The irregular glass wafers, called fractures, are prepared from very hot, colored molten glass, gathered at the end of a blowpipe. A large bubble is forcefully blown until the walls of the bubble rapidly stretch, cool and harden. The resulting glass bubble has paper-thin walls and is immediately shattered into shards. These hand blown shards are pressed on the surface of the molten glass sheet during the rolling process, to which they become permanently fused.

5. Fracture-streamer Glass

Fracture-Streamer glass is fracture glass combined with hand-stretched streamers or strings of glass during the rolling process. Fracture-streamer glass refers to a sheet of glass with a pattern of glass strings, and irregularly shaped, thin glass wafers, affixed to its surface. Tiffany made use of such textured glass to represent, for example, twigs, branches and grass, and distant foliage.

The “fractures” are created by the addition of thin blown flakes of intensely colored glass, while the “streamers” are pulled or drawn strings of intense colors. Both fractures and streamers are quick-fused to the bottom of sheets during the rolling process.

Fracture and streamer glass is used primarily for backgrounds; the fractures suggest multitudinous leaves or flowers in the distance, while the streamers suggest twigs or stems. For this reason, fracture colors are usually selected to correspond to the colors used in leaf or flower foregrounds.

6. Ripple Glass

Ripple glass refers to a sheet of textured glass with marked surface waves. The texture is created during the glass sheet-forming process. A sheet is formed from molten glass with a roller that spins on it, while travelling forward. Normally the roller spins at the same speed as its own forward motion, and the resulting sheet has a smooth surface. In the manufacture of rippled glass, the roller spins faster than its own forward motion. The rippled effect is retained as the glass cools.

In order to cut ripple glass, the sheet may be scored on the smoother side with a carbide glass cutter, and broken at the score line with breaker-grozier pliers.

7. Ring Mottle Glass

Ring mottle glass is an opalescent glass in which rates of crystal growth have been controlled to create ring-shaped areas of opacity. The effect is a visual surface mottling. Ring mottle glass refers to sheet glass with a pronounced mottle created by localized, heat-treated opacification and crystal-growth dynamics. Tiffany's distinctive style exploited glass containing a variety of motifs such as those found in ring mottle glass, and he relied minimally on painted details.
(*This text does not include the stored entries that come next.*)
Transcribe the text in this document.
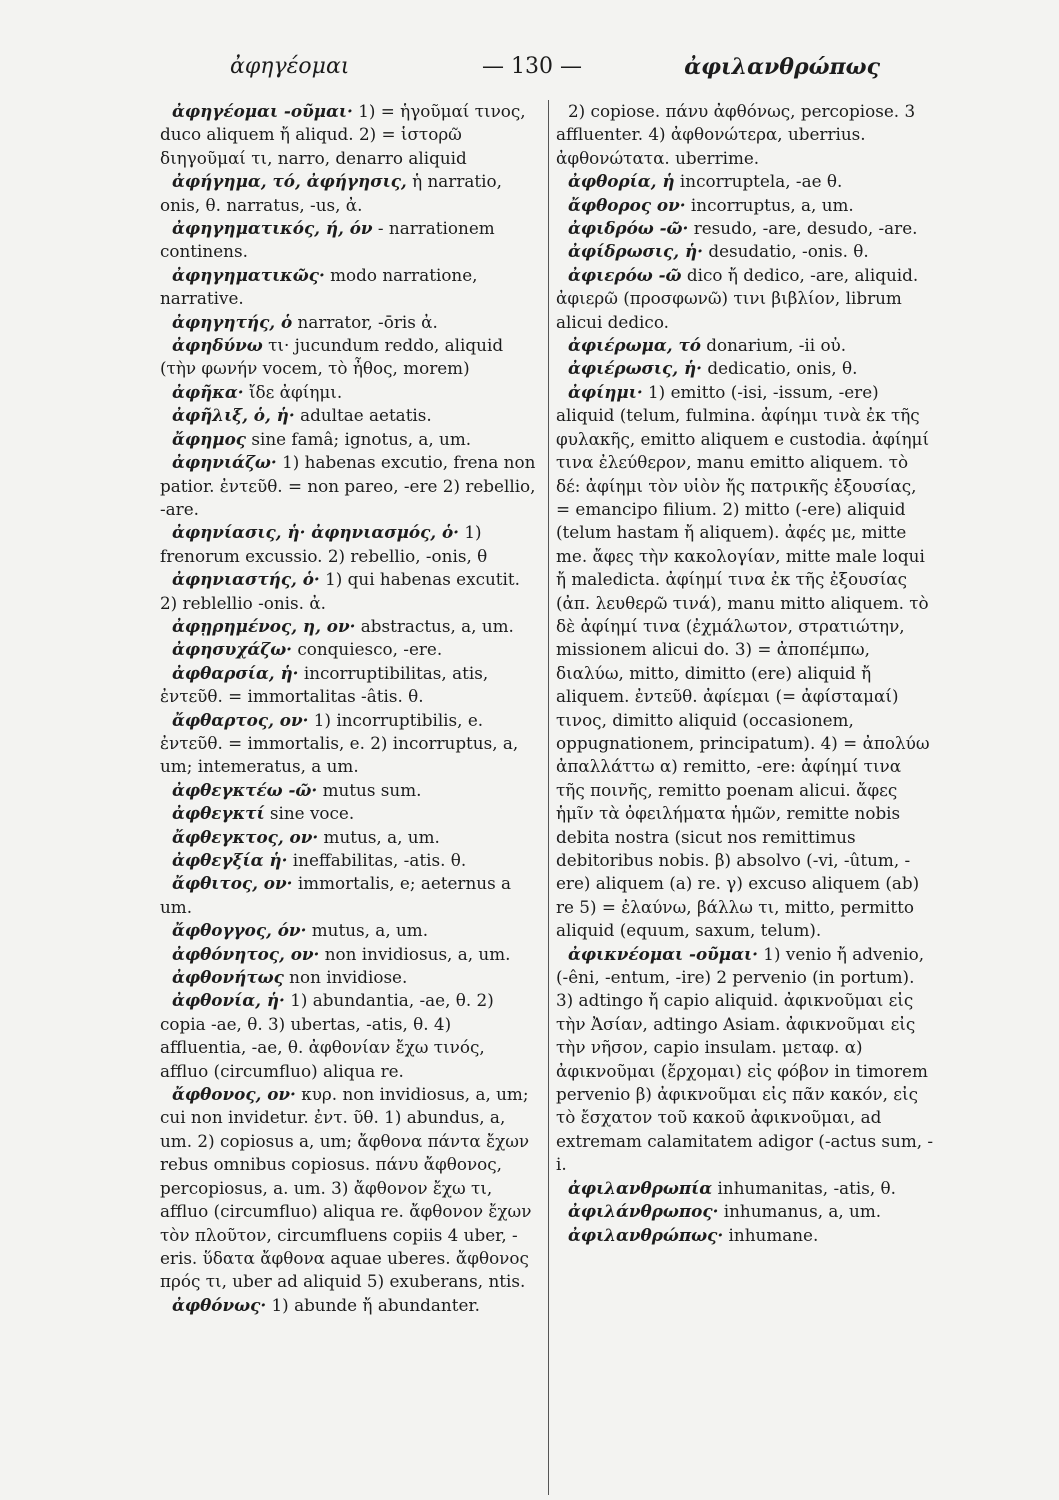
ἀφηγέομαι	— 130 —	ἀφιλανθρώπως

ἀφηγέομαι -οῦμαι· 1) = ἡγοῦμαί τινος, duco aliquem ἤ aliqud. 2) = ἱστορῶ διηγοῦμαί τι, narro, denarro aliquid

ἀφήγημα, τό, ἀφήγησις, ἡ narratio, onis, θ. narratus, -us, ἀ.

ἀφηγηματικός, ή, όν - narrationem continens.

ἀφηγηματικῶς· modo narratione, narrative.

ἀφηγητής, ὁ narrator, -ōris ἀ.

ἀφηδύνω τι· jucundum reddo, aliquid (τὴν φωνήν vocem, τὸ ἦθος, morem)

ἀφῆκα· ἴδε ἀφίημι.

ἀφῆλιξ, ὁ, ἡ· adultae aetatis.

ἄφημος sine famâ; ignotus, a, um.

ἀφηνιάζω· 1) habenas excutio, frena non patior. ἐντεῦθ. = non pareo, -ere 2) rebellio, -are.

ἀφηνίασις, ἡ· ἀφηνιασμός, ὁ· 1) frenorum excussio. 2) rebellio, -onis, θ

ἀφηνιαστής, ὁ· 1) qui habenas excutit. 2) reblellio -onis. ἀ.

ἀφῃρημένος, η, ον· abstractus, a, um.

ἀφησυχάζω· conquiesco, -ere.

ἀφθαρσία, ἡ· incorruptibilitas, atis, ἐντεῦθ. = immortalitas -âtis. θ.

ἄφθαρτος, ον· 1) incorruptibilis, e. ἐντεῦθ. = immortalis, e. 2) incorruptus, a, um; intemeratus, a um.

ἀφθεγκτέω -ῶ· mutus sum.

ἀφθεγκτί sine voce.

ἄφθεγκτος, ον· mutus, a, um.

ἀφθεγξία ἡ· ineffabilitas, -atis. θ.

ἄφθιτος, ον· immortalis, e; aeternus a um.

ἄφθογγος, όν· mutus, a, um.

ἀφθόνητος, ον· non invidiosus, a, um.

ἀφθονήτως non invidiose.

ἀφθονία, ἡ· 1) abundantia, -ae, θ. 2) copia -ae, θ. 3) ubertas, -atis, θ. 4) affluentia, -ae, θ. ἀφθονίαν ἔχω τινός, affluo (circumfluo) aliqua re.

ἄφθονος, ον· κυρ. non invidiosus, a, um; cui non invidetur. ἐντ. ῦθ. 1) abundus, a, um. 2) copiosus a, um; ἄφθονα πάντα ἔχων rebus omnibus copiosus. πάνυ ἄφθονος, percopiosus, a. um. 3) ἄφθονον ἔχω τι, affluo (circumfluo) aliqua re. ἄφθονον ἔχων τὸν πλοῦτον, circumfluens copiis 4 uber, -eris. ὕδατα ἄφθονα aquae uberes. ἄφθονος πρός τι, uber ad aliquid 5) exuberans, ntis.

ἀφθόνως· 1) abunde ἤ abundanter.

2) copiose. πάνυ ἀφθόνως, percopiose. 3 affluenter. 4) ἀφθονώτερα, uberrius. ἀφθονώτατα. uberrime.

ἀφθορία, ἡ incorruptela, -ae θ.

ἄφθορος ον· incorruptus, a, um.

ἀφιδρόω -ῶ· resudo, -are, desudo, -are.

ἀφίδρωσις, ἡ· desudatio, -onis. θ.

ἀφιερόω -ῶ dico ἤ dedico, -are, aliquid. ἀφιερῶ (προσφωνῶ) τινι βιβλίον, librum alicui dedico.

ἀφιέρωμα, τό donarium, -ii οὐ.

ἀφιέρωσις, ἡ· dedicatio, onis, θ.

ἀφίημι· 1) emitto (-isi, -issum, -ere) aliquid (telum, fulmina. ἀφίημι τινὰ ἐκ τῆς φυλακῆς, emitto aliquem e custodia. ἀφίημί τινα ἐλεύθερον, manu emitto aliquem. τὸ δέ: ἀφίημι τὸν υἱὸν ἤς πατρικῆς ἐξουσίας, = emancipo filium. 2) mitto (-ere) aliquid (telum hastam ἤ aliquem). ἀφές με, mitte me. ἄφες τὴν κακολογίαν, mitte male loqui ἤ maledicta. ἀφίημί τινα ἐκ τῆς ἐξουσίας (ἀπ. λευθερῶ τινά), manu mitto aliquem. τὸ δὲ ἀφίημί τινα (ἐχμάλωτον, στρατιώτην, missionem alicui do. 3) = ἀποπέμπω, διαλύω, mitto, dimitto (ere) aliquid ἤ aliquem. ἐντεῦθ. ἀφίεμαι (= ἀφίσταμαί) τινος, dimitto aliquid (occasionem, oppugnationem, principatum). 4) = ἀπολύω ἀπαλλάττω α) remitto, -ere: ἀφίημί τινα τῆς ποινῆς, remitto poenam alicui. ἄφες ἡμῖν τὰ ὀφειλήματα ἡμῶν, remitte nobis debita nostra (sicut nos remittimus debitoribus nobis. β) absolvo (-vi, -ûtum, -ere) aliquem (a) re. γ) excuso aliquem (ab) re 5) = ἐλαύνω, βάλλω τι, mitto, permitto aliquid (equum, saxum, telum).

ἀφικνέομαι -οῦμαι· 1) venio ἤ advenio, (-êni, -entum, -ire) 2 pervenio (in portum). 3) adtingo ἤ capio aliquid. ἀφικνοῦμαι εἰς τὴν Ἀσίαν, adtingo Asiam. ἀφικνοῦμαι εἰς τὴν νῆσον, capio insulam. μεταφ. α) ἀφικνοῦμαι (ἔρχομαι) εἰς φόβον in timorem pervenio β) ἀφικνοῦμαι εἰς πᾶν κακόν, εἰς τὸ ἔσχατον τοῦ κακοῦ ἀφικνοῦμαι, ad extremam calamitatem adigor (-actus sum, -i.

ἀφιλανθρωπία inhumanitas, -atis, θ.

ἀφιλάνθρωπος· inhumanus, a, um.

ἀφιλανθρώπως· inhumane.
This type of glass has a locally varying opacity; the “rings” are more opaque than the surrounding matrix. Ring mottled glass is used to provide color and image gradation that is non-streaky, or non-linear. The naturally rounded shape of each ring breaks up the more typical streakiness of stained glass. The artist, using ring mottles, can create shading and imagery unavailable from other glass types.

8. Drapery Glass

Glass sheets with multiple dramatic folds, likened to those in hanging drapes. Drapery glass refers to a sheet of heavily folded glass that suggests fabric folds. Tiffany made abundant use of drapery glass in ecclesiastical stained glass windows to add a 3-dimensional effect to flowing robes and angel wings, and to imitate the natural coarseness of magnolia petals.
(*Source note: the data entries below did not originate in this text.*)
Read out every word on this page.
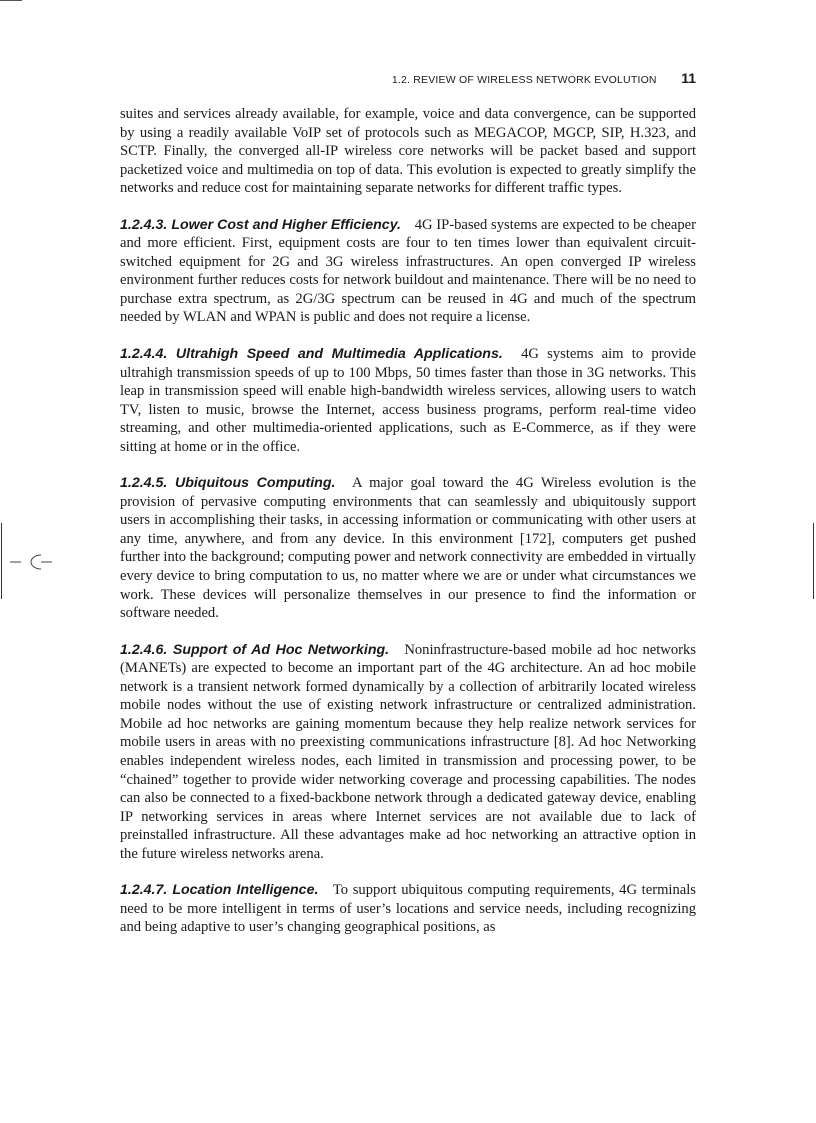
1.2. REVIEW OF WIRELESS NETWORK EVOLUTION 11

suites and services already available, for example, voice and data convergence, can be supported by using a readily available VoIP set of protocols such as MEGACOP, MGCP, SIP, H.323, and SCTP. Finally, the converged all-IP wireless core networks will be packet based and support packetized voice and multimedia on top of data. This evolution is expected to greatly simplify the networks and reduce cost for maintaining separate networks for different traffic types.

1.2.4.3. Lower Cost and Higher Efficiency. 4G IP-based systems are expected to be cheaper and more efficient. First, equipment costs are four to ten times lower than equivalent circuit-switched equipment for 2G and 3G wireless infrastructures. An open converged IP wireless environment further reduces costs for network buildout and maintenance. There will be no need to purchase extra spectrum, as 2G/3G spectrum can be reused in 4G and much of the spectrum needed by WLAN and WPAN is public and does not require a license.

1.2.4.4. Ultrahigh Speed and Multimedia Applications. 4G systems aim to provide ultrahigh transmission speeds of up to 100 Mbps, 50 times faster than those in 3G networks. This leap in transmission speed will enable high-bandwidth wireless services, allowing users to watch TV, listen to music, browse the Internet, access business programs, perform real-time video streaming, and other multimedia-oriented applications, such as E-Commerce, as if they were sitting at home or in the office.

1.2.4.5. Ubiquitous Computing. A major goal toward the 4G Wireless evolution is the provision of pervasive computing environments that can seamlessly and ubiquitously support users in accomplishing their tasks, in accessing information or communicating with other users at any time, anywhere, and from any device. In this environment [172], computers get pushed further into the background; computing power and network connectivity are embedded in virtually every device to bring computation to us, no matter where we are or under what circumstances we work. These devices will personalize themselves in our presence to find the information or software needed.

1.2.4.6. Support of Ad Hoc Networking. Noninfrastructure-based mobile ad hoc networks (MANETs) are expected to become an important part of the 4G architecture. An ad hoc mobile network is a transient network formed dynamically by a collection of arbitrarily located wireless mobile nodes without the use of existing network infrastructure or centralized administration. Mobile ad hoc networks are gaining momentum because they help realize network services for mobile users in areas with no preexisting communications infrastructure [8]. Ad hoc Networking enables independent wireless nodes, each limited in transmission and processing power, to be “chained” together to provide wider networking coverage and processing capabilities. The nodes can also be connected to a fixed-backbone network through a dedicated gateway device, enabling IP networking services in areas where Internet services are not available due to lack of preinstalled infrastructure. All these advantages make ad hoc networking an attractive option in the future wireless networks arena.

1.2.4.7. Location Intelligence. To support ubiquitous computing requirements, 4G terminals need to be more intelligent in terms of user’s locations and service needs, including recognizing and being adaptive to user’s changing geographical positions, as
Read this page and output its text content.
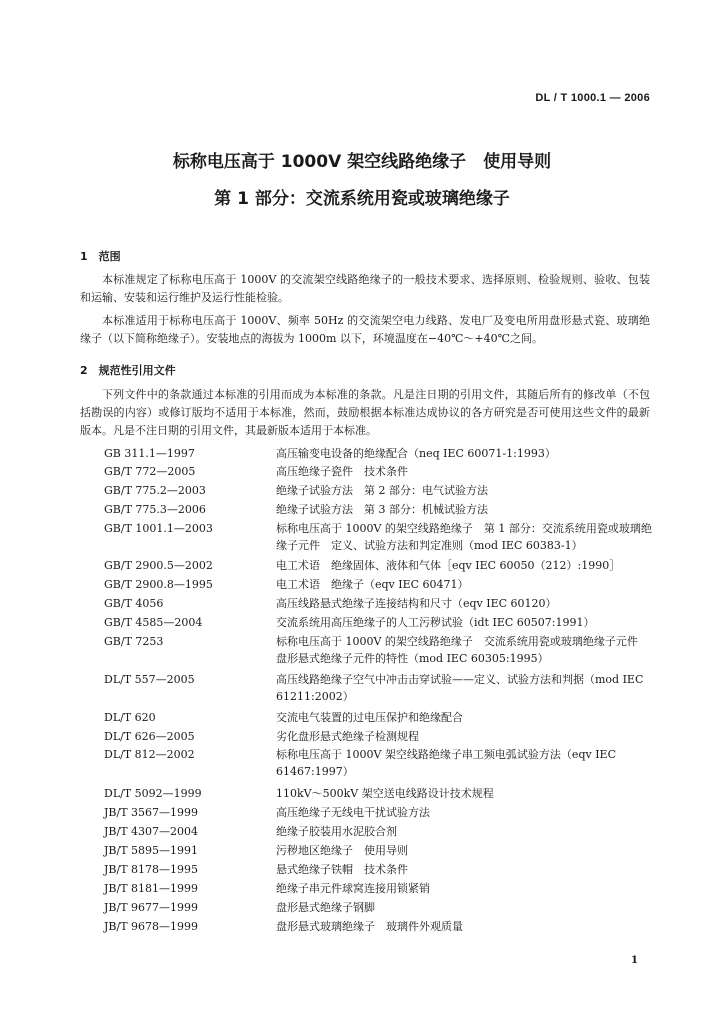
DL / T 1000.1 — 2006
标称电压高于 1000V 架空线路绝缘子　使用导则
第 1 部分：交流系统用瓷或玻璃绝缘子
1　范围
本标准规定了标称电压高于 1000V 的交流架空线路绝缘子的一般技术要求、选择原则、检验规则、验收、包装和运输、安装和运行维护及运行性能检验。
本标准适用于标称电压高于 1000V、频率 50Hz 的交流架空电力线路、发电厂及变电所用盘形悬式瓷、玻璃绝缘子（以下简称绝缘子）。安装地点的海拔为 1000m 以下，环境温度在−40℃～+40℃之间。
2　规范性引用文件
下列文件中的条款通过本标准的引用而成为本标准的条款。凡是注日期的引用文件，其随后所有的修改单（不包括勘误的内容）或修订版均不适用于本标准，然而，鼓励根据本标准达成协议的各方研究是否可使用这些文件的最新版本。凡是不注日期的引用文件，其最新版本适用于本标准。
GB 311.1—1997	高压输变电设备的绝缘配合（neq IEC 60071-1:1993）
GB/T 772—2005	高压绝缘子瓷件　技术条件
GB/T 775.2—2003	绝缘子试验方法　第 2 部分：电气试验方法
GB/T 775.3—2006	绝缘子试验方法　第 3 部分：机械试验方法
GB/T 1001.1—2003	标称电压高于 1000V 的架空线路绝缘子　第 1 部分：交流系统用瓷或玻璃绝缘子元件　定义、试验方法和判定准则（mod IEC 60383-1）
GB/T 2900.5—2002	电工术语　绝缘固体、液体和气体［eqv IEC 60050（212）:1990］
GB/T 2900.8—1995	电工术语　绝缘子（eqv IEC 60471）
GB/T 4056	高压线路悬式绝缘子连接结构和尺寸（eqv IEC 60120）
GB/T 4585—2004	交流系统用高压绝缘子的人工污秽试验（idt IEC 60507:1991）
GB/T 7253	标称电压高于 1000V 的架空线路绝缘子　交流系统用瓷或玻璃绝缘子元件　盘形悬式绝缘子元件的特性（mod IEC 60305:1995）
DL/T 557—2005	高压线路绝缘子空气中冲击击穿试验——定义、试验方法和判据（mod IEC 61211:2002）
DL/T 620	交流电气装置的过电压保护和绝缘配合
DL/T 626—2005	劣化盘形悬式绝缘子检测规程
DL/T 812—2002	标称电压高于 1000V 架空线路绝缘子串工频电弧试验方法（eqv IEC 61467:1997）
DL/T 5092—1999	110kV～500kV 架空送电线路设计技术规程
JB/T 3567—1999	高压绝缘子无线电干扰试验方法
JB/T 4307—2004	绝缘子胶装用水泥胶合剂
JB/T 5895—1991	污秽地区绝缘子　使用导则
JB/T 8178—1995	悬式绝缘子铁帽　技术条件
JB/T 8181—1999	绝缘子串元件球窝连接用锁紧销
JB/T 9677—1999	盘形悬式绝缘子钢脚
JB/T 9678—1999	盘形悬式玻璃绝缘子　玻璃件外观质量
1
To create drapery glass, the molten glass is shaped by taking a hand held roller and using it like a rolling pin to create "speed bumps" on the surface. It can also be tugged and pulled by hand using steel tongs to create the deep fabric-like folds in the surface. It is easy for the glassmakers to get burnt while making this unusual glass and extreme care must be taken while rolling the glass.